The jury system remains a vital guardian of justice in this area. The random selection of a group of twelve is essential because it is more likely proportionately to reflect the diverse, multi ethnic society in which we live and that is why lowering jury numbers to seven, as was done during the second World War, could never, realistically, have been considered, even as a short term measure during the pandemic, because of its, almost inevitable, discriminatory effect. In those times, the ethnic composition of the nation was intrinsically different and such a reduction had little impact on overall fairness. Now, a level of diversity could be fundamental to understanding the evidence of complainant, witness or defendant and to ensuring that a fair trial is seen to take place for all.

While the Lammy Review found there to be issues of discrimination across many levels of the Criminal Justice System, it regarded juries as a beacon of diversity describing them as, “a success story”. It said the jury may be “centuries old, but it is still fit for purpose today”. It concluded that, “one stage in the criminal justice system where B[A]ME groups do not face persistent disproportionality is when a jury reaches a verdict.”

As the judiciary embarks on a five year mission to improve the diversity of its membership, it is all the more important, to those in prison and complainants both waiting ever longer periods for trials to take place, that they are able to rely on this fundamental tenet of our system of justice.

While he awaited the US election contest to be called, Joe Biden on Friday echoed President Abraham Lincoln in his speeches, talking about the election of presidents being “by the people, for the people”. The same can be said of a jury system which has outlasted despots and defined us as a nation; where the reputations and liberty of ordinary people are decided not by an elite but by one’s peers of ordinary men and women.

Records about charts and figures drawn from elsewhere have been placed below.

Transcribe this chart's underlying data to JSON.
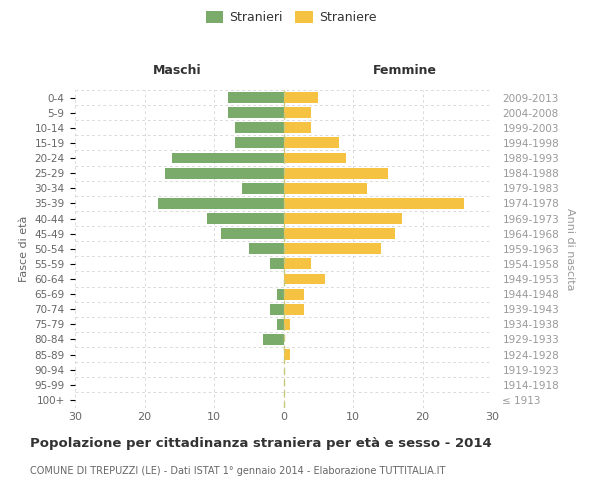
{
  "age_groups": [
    "100+",
    "95-99",
    "90-94",
    "85-89",
    "80-84",
    "75-79",
    "70-74",
    "65-69",
    "60-64",
    "55-59",
    "50-54",
    "45-49",
    "40-44",
    "35-39",
    "30-34",
    "25-29",
    "20-24",
    "15-19",
    "10-14",
    "5-9",
    "0-4"
  ],
  "birth_years": [
    "≤ 1913",
    "1914-1918",
    "1919-1923",
    "1924-1928",
    "1929-1933",
    "1934-1938",
    "1939-1943",
    "1944-1948",
    "1949-1953",
    "1954-1958",
    "1959-1963",
    "1964-1968",
    "1969-1973",
    "1974-1978",
    "1979-1983",
    "1984-1988",
    "1989-1993",
    "1994-1998",
    "1999-2003",
    "2004-2008",
    "2009-2013"
  ],
  "maschi": [
    0,
    0,
    0,
    0,
    3,
    1,
    2,
    1,
    0,
    2,
    5,
    9,
    11,
    18,
    6,
    17,
    16,
    7,
    7,
    8,
    8
  ],
  "femmine": [
    0,
    0,
    0,
    1,
    0,
    1,
    3,
    3,
    6,
    4,
    14,
    16,
    17,
    26,
    12,
    15,
    9,
    8,
    4,
    4,
    5
  ],
  "maschi_color": "#7aab6a",
  "femmine_color": "#f5c242",
  "title": "Popolazione per cittadinanza straniera per età e sesso - 2014",
  "subtitle": "COMUNE DI TREPUZZI (LE) - Dati ISTAT 1° gennaio 2014 - Elaborazione TUTTITALIA.IT",
  "legend_maschi": "Stranieri",
  "legend_femmine": "Straniere",
  "header_left": "Maschi",
  "header_right": "Femmine",
  "ylabel_left": "Fasce di età",
  "ylabel_right": "Anni di nascita",
  "xlim": 30,
  "xticks": [
    -30,
    -20,
    -10,
    0,
    10,
    20,
    30
  ],
  "xtick_labels": [
    "30",
    "20",
    "10",
    "0",
    "10",
    "20",
    "30"
  ],
  "background_color": "#ffffff",
  "grid_color": "#cccccc",
  "center_line_color": "#aaaaaa",
  "text_color_dark": "#333333",
  "text_color_mid": "#666666",
  "text_color_light": "#999999"
}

It is justice by the people and, if not directly for the people, then, at least, on their behalf.

The Lord Chief Justice in his foreword to the new Judicial Strategy stated, “[r]ecruitment to the judiciary should come from the most talented in all parts of the legal profession, not only those in private practice but also those working in the public sector…” However, there is a significant risk that by the time this strategy comes into effect, the talent pool from which one seeks to draw tomorrow’s judges will have disappeared.

Encouraging applicants from less privileged backgrounds to come to the criminal bar continues to be a challenge. Rates for criminal legal aid are at rock-bottom and many, already burdened with significant debt from student loans, will remain deterred. Initiatives such as Extended Operating Hours only add to the sense of a beleaguered profession. If any progress is to be made, it is essential that government no longer seeks to dictate terms to the criminal bar but works with it in a partnership of equals.  Both the judiciary and the public will ultimately suffer if this cannot be achieved.